INDIA –The Meghalaya government plans to build 75 new, climate-resilient health centers in remote areas.

Majority of these health centres are susceptible to climate variability, severely impacting the well-being of patients, auxiliary nurses, and midwives who run and maintain the facilities.

According to the reports, the state government has entrusted Sauramandala Foundation for capacity building and designs, while Selco Foundation will serve as its technical partner.

An official of the Sauramandala Foundation said, “We are trying to incorporate sustainable designs in the structures in the areas of renewable energy and water conservation.”

The official stated that each of these centres will be constructed for Rs 50 Lakh (US$63,049). The structures will be constructed in such a way as to make them resistant to strong winds, earthquakes, landslides, and extremely low temperatures.

These health centres will ensure the utilization of absolute lowest amount of energy for lighting and ventilation, which will be supplemented with solar energy and energy-saving gadgets.

Now, the government intends to implement a solar power programme for the state’s rural health centres and to enhance their overall performance.

The state government has teamed with the SELCO Foundation to use solar technology to power the remaining 342 sub-centres and 122 primary health centers (PHCs) across the state in order to satisfy the health needs of the vulnerable population in distant areas of the State.

Solar technology to power remote health centres

Soon, Meghalaya’s remote healthcare facilities will be fueled by solar energy. Till now, up to 100 health centres in remote Meghalayan communities now have solar-powered appliances installed by the state government.

Energy-saving equipment, such as a radiant warmer, suction apparatus, spotlight, solar direct drive vaccine refrigeration, and luminaries, was installed and made functional.

Meanwhile, the Sauramandala Foundation and the Selco Foundation have successfully installed solar power in around 100 health sub-centres in 11 remote districts and villages of Meghalaya, with the state government covering 70% of the cost.

This successful mission has been powered by solar technology under a pilot program of the National Health Mission (NHM).

According to the Meghalaya Health Department, the state government has teamed with the SELCO Foundation to use solar technology to power the remaining 342 sub-centres and 122 primary health centers (PHCs) across the state in order to satisfy the health needs of the vulnerable population in distant areas of the State.

This partnership between the Government of Meghalaya, Sauramandala Foundation (on-ground partner), and SELCO Foundation (technical knowledge partner) seeks to create a scalable model for the facilities to be, resilient and strongly equipped to meet the needs of the poorest communities,” – a Sauramandala Foundation official explained.

The intervention will greatly benefit from solar energy, which can power essential healthcare services like immunization, maternal care, deliveries, and diagnostics, and contribute to increasing monitoring including vaccination of COVID-19 among others.

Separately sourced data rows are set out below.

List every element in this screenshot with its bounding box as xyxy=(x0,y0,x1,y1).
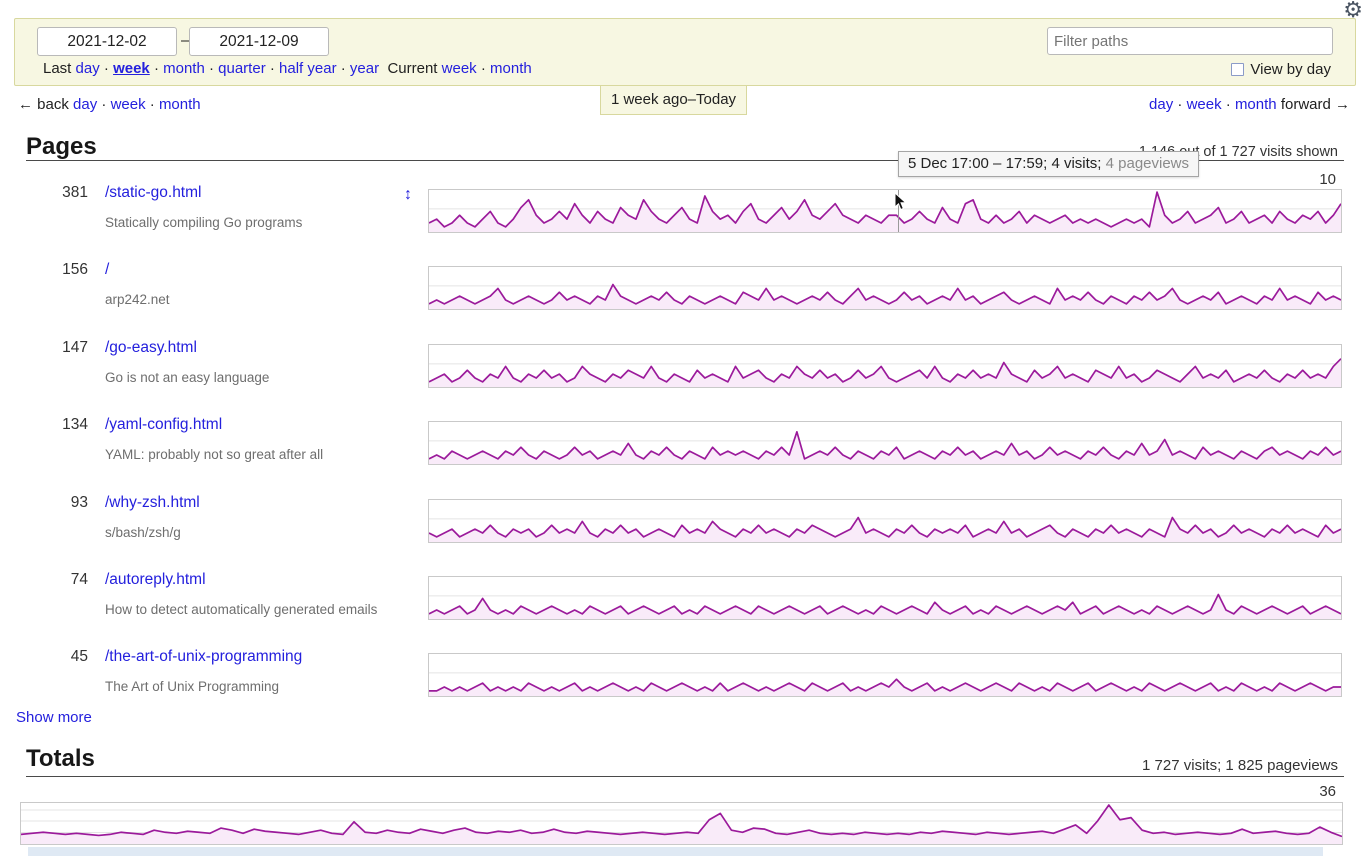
sparkline-chart[interactable] xyxy=(428,653,1342,697)
view-by-day-checkbox[interactable] xyxy=(1231,63,1244,76)
page-path-link[interactable]: /why-zsh.html xyxy=(105,494,200,512)
sparkline-chart[interactable] xyxy=(428,499,1342,543)
page-title-text: s/bash/zsh/g xyxy=(105,525,181,540)
page-visit-count: 74 xyxy=(26,571,88,589)
sparkline-chart[interactable] xyxy=(428,421,1342,465)
page-visit-count: 93 xyxy=(26,494,88,512)
page-title-text: The Art of Unix Programming xyxy=(105,679,279,694)
page-title-text: How to detect automatically generated em… xyxy=(105,602,377,617)
page-visit-count: 134 xyxy=(26,416,88,434)
page-path-link[interactable]: /autoreply.html xyxy=(105,571,206,589)
forward-label: forward → xyxy=(1281,96,1350,113)
page-path-link[interactable]: /the-art-of-unix-programming xyxy=(105,648,302,666)
period-last-year-link[interactable]: year xyxy=(350,60,379,77)
period-last-month-link[interactable]: month xyxy=(163,60,205,77)
forward-nav: day · week · month forward → xyxy=(1149,96,1350,113)
period-current-month-link[interactable]: month xyxy=(490,60,532,77)
period-last-day-link[interactable]: day xyxy=(76,60,100,77)
page-visit-count: 156 xyxy=(26,261,88,279)
chart-tooltip: 5 Dec 17:00 – 17:59; 4 visits; 4 pagevie… xyxy=(898,151,1199,177)
dot-separator: · xyxy=(150,96,155,113)
period-selector: Last day · week · month · quarter · half… xyxy=(43,60,532,77)
period-last-quarter-link[interactable]: quarter xyxy=(218,60,266,77)
back-nav: ← back day · week · month xyxy=(18,96,201,113)
period-current-week-link[interactable]: week xyxy=(442,60,477,77)
forward-week-link[interactable]: week xyxy=(1187,96,1222,113)
page-visit-count: 45 xyxy=(26,648,88,666)
sparkline-chart[interactable] xyxy=(428,344,1342,388)
page-path-link[interactable]: /static-go.html xyxy=(105,184,201,202)
page-path-link[interactable]: /yaml-config.html xyxy=(105,416,222,434)
page-path-link[interactable]: / xyxy=(105,261,109,279)
view-by-day-control: View by day xyxy=(1231,61,1331,78)
scale-toggle-icon[interactable]: ↕ xyxy=(404,186,412,204)
back-label: ← back xyxy=(18,96,69,113)
dot-separator: · xyxy=(1177,96,1182,113)
tooltip-text: 5 Dec 17:00 – 17:59; 4 visits; xyxy=(908,155,1106,172)
pages-chart-ymax-label: 10 xyxy=(1319,171,1336,188)
dot-separator: · xyxy=(341,60,346,77)
tooltip-pageviews-text: 4 pageviews xyxy=(1106,155,1189,172)
page-title-text: YAML: probably not so great after all xyxy=(105,447,323,462)
back-day-link[interactable]: day xyxy=(73,96,97,113)
current-label: Current xyxy=(387,60,437,77)
dot-separator: · xyxy=(270,60,275,77)
back-week-link[interactable]: week xyxy=(111,96,146,113)
page-visit-count: 147 xyxy=(26,339,88,357)
page-title-text: Go is not an easy language xyxy=(105,370,269,385)
period-last-halfyear-link[interactable]: half year xyxy=(279,60,337,77)
totals-chart[interactable] xyxy=(20,802,1343,845)
mouse-cursor xyxy=(894,192,908,216)
last-label: Last xyxy=(43,60,71,77)
totals-summary-text: 1 727 visits; 1 825 pageviews xyxy=(1142,757,1338,774)
forward-day-link[interactable]: day xyxy=(1149,96,1173,113)
dot-separator: · xyxy=(209,60,214,77)
filter-paths-input[interactable] xyxy=(1047,27,1333,55)
top-control-panel: – Last day · week · month · quarter · ha… xyxy=(14,18,1356,86)
back-month-link[interactable]: month xyxy=(159,96,201,113)
period-last-week-link[interactable]: week xyxy=(113,60,150,77)
date-end-input[interactable] xyxy=(189,27,329,56)
page-title-text: Statically compiling Go programs xyxy=(105,215,302,230)
current-range-tab: 1 week ago–Today xyxy=(600,86,747,115)
dot-separator: · xyxy=(154,60,159,77)
view-by-day-label: View by day xyxy=(1250,61,1331,78)
dot-separator: · xyxy=(1226,96,1231,113)
dot-separator: · xyxy=(101,96,106,113)
sparkline-chart[interactable] xyxy=(428,189,1342,233)
page-visit-count: 381 xyxy=(26,184,88,202)
show-more-link[interactable]: Show more xyxy=(16,709,92,726)
bottom-blue-strip xyxy=(28,847,1323,856)
page-title-text: arp242.net xyxy=(105,292,170,307)
forward-month-link[interactable]: month xyxy=(1235,96,1277,113)
dot-separator: · xyxy=(104,60,109,77)
dot-separator: · xyxy=(481,60,486,77)
sparkline-chart[interactable] xyxy=(428,266,1342,310)
totals-chart-ymax-label: 36 xyxy=(1319,783,1336,800)
sparkline-chart[interactable] xyxy=(428,576,1342,620)
page-path-link[interactable]: /go-easy.html xyxy=(105,339,197,357)
date-start-input[interactable] xyxy=(37,27,177,56)
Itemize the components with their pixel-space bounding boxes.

This is true regardless of the difficult terrain, remoteness, vulnerability to climate risks, and natural disasters of rural habitations.

Joint Secretary, Health Department, Ram Kumar, who also heads the National Health Mission stated, “Having consistent energy flow into the health systems builds the confidence among people on the services provided by the health systems.”

He said the goal is to ensure that these health centers, regardless of their location, have stable power and that services are available 24/7.

Health centers are sustained on their own in terms of power so that there is no dependency on external power as well as have an efficient system of monitoring them,” he further stated.

Dr. Harish Hande, CEO of SELCO Foundation, stated that the company is honored to work with the government of Meghalaya.

In this existing programme of 100 sub-centers in the State, which can then be a model for countries to replicate and by using solar energy, we can democratize the delivery of health to the last mile people,” he stated.